Abstract

In this paper, we price the vulnerable option under the assumption that both underlying and counterparty asset price follow correlated jump diffusion processes. By the two-dimensional Itô-Doeblin formula, we initially derive a partial integro-differential equation (PIDE) satisfied by the price of the vulnerable option with flexible jumps. Then, the double Mellin transform converts the PIDE into an ordinary differential equation (ODE), which possesses an explicit solution.
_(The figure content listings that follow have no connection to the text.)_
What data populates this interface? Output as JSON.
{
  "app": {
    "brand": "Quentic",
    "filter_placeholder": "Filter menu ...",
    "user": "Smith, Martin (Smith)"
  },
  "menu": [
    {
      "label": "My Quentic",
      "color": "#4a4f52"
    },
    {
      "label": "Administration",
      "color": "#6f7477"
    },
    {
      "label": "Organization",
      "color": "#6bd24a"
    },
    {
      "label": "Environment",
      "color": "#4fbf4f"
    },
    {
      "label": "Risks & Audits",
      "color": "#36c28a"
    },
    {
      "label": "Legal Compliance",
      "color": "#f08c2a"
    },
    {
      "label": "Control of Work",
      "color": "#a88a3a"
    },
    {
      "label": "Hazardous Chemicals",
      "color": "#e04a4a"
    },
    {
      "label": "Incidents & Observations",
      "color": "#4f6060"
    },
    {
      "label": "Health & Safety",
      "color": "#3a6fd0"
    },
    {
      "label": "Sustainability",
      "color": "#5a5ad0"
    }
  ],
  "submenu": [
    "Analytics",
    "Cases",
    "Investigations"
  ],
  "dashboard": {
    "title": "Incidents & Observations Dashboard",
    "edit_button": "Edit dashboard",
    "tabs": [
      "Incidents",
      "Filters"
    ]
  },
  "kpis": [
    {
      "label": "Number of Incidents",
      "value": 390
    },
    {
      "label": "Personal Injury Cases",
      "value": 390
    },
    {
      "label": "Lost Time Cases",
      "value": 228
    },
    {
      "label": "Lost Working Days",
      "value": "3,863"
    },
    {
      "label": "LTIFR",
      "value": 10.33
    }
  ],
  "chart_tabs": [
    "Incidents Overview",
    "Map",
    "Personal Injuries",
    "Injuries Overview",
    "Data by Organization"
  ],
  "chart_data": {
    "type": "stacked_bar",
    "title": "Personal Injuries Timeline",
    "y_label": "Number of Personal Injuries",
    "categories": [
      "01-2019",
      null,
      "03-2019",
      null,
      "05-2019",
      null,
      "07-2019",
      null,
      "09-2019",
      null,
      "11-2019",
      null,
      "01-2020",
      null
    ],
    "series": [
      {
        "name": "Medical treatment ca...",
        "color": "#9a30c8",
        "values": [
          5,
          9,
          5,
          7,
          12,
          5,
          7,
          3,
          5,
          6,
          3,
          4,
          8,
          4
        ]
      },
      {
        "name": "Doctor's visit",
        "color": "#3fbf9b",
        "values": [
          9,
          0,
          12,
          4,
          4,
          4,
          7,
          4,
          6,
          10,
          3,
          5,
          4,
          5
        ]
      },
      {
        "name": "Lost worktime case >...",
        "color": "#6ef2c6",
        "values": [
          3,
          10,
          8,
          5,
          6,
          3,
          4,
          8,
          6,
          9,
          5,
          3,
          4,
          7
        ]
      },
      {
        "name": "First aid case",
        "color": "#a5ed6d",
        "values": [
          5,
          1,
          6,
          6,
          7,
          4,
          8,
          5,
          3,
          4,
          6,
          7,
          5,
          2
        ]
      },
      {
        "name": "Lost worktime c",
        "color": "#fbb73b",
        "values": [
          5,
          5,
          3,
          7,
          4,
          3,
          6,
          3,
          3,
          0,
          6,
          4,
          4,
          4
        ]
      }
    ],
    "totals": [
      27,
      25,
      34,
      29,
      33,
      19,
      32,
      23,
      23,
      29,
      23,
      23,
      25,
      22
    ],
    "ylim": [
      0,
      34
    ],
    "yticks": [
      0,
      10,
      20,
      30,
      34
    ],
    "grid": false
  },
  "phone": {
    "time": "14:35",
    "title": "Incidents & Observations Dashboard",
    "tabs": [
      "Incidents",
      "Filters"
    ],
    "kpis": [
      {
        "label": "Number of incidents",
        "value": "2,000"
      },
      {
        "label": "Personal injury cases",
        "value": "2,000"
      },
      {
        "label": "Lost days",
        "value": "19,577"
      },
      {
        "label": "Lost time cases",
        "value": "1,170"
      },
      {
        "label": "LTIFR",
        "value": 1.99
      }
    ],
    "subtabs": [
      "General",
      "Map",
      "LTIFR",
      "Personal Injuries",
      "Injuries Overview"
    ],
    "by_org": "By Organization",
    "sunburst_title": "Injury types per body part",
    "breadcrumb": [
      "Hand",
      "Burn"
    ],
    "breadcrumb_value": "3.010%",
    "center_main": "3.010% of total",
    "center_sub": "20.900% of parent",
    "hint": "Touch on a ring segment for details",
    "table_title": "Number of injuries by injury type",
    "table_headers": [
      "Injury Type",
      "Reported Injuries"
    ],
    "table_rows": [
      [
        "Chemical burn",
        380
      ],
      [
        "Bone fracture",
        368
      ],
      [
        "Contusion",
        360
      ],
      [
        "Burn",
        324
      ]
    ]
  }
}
Further, the inverse Mellin transform of the explicit solution to the ODE turns out to be a rigorous solution to the PIDE for vulnerable option. Finally, by carrying out some numerical experiments, we demonstrate that the PIDE’s solution produces price with a convincing degree of precision.

摘要

在本文中，我们假设基础资产和交易对手资产价格都遵循相关的跳跃扩散过程，从而为易受攻击的期权定价。通过二维 Itô-Doeblin 公式，我们初步推导了一个偏积分微分方程（PIDE），该方程满足具有灵活跳跃的易受攻击期权的价格。然后，双梅林变换将 PIDE 转换为具有显式解的常微分方程(ODE)。此外，ODE 显式解的 Mellin 逆变换证明是 PIDE 易受攻击选项的严格解。最后，通过进行一些数值实验，我们证明了 PIDE 的解决方案以令人信服的精度生成价格。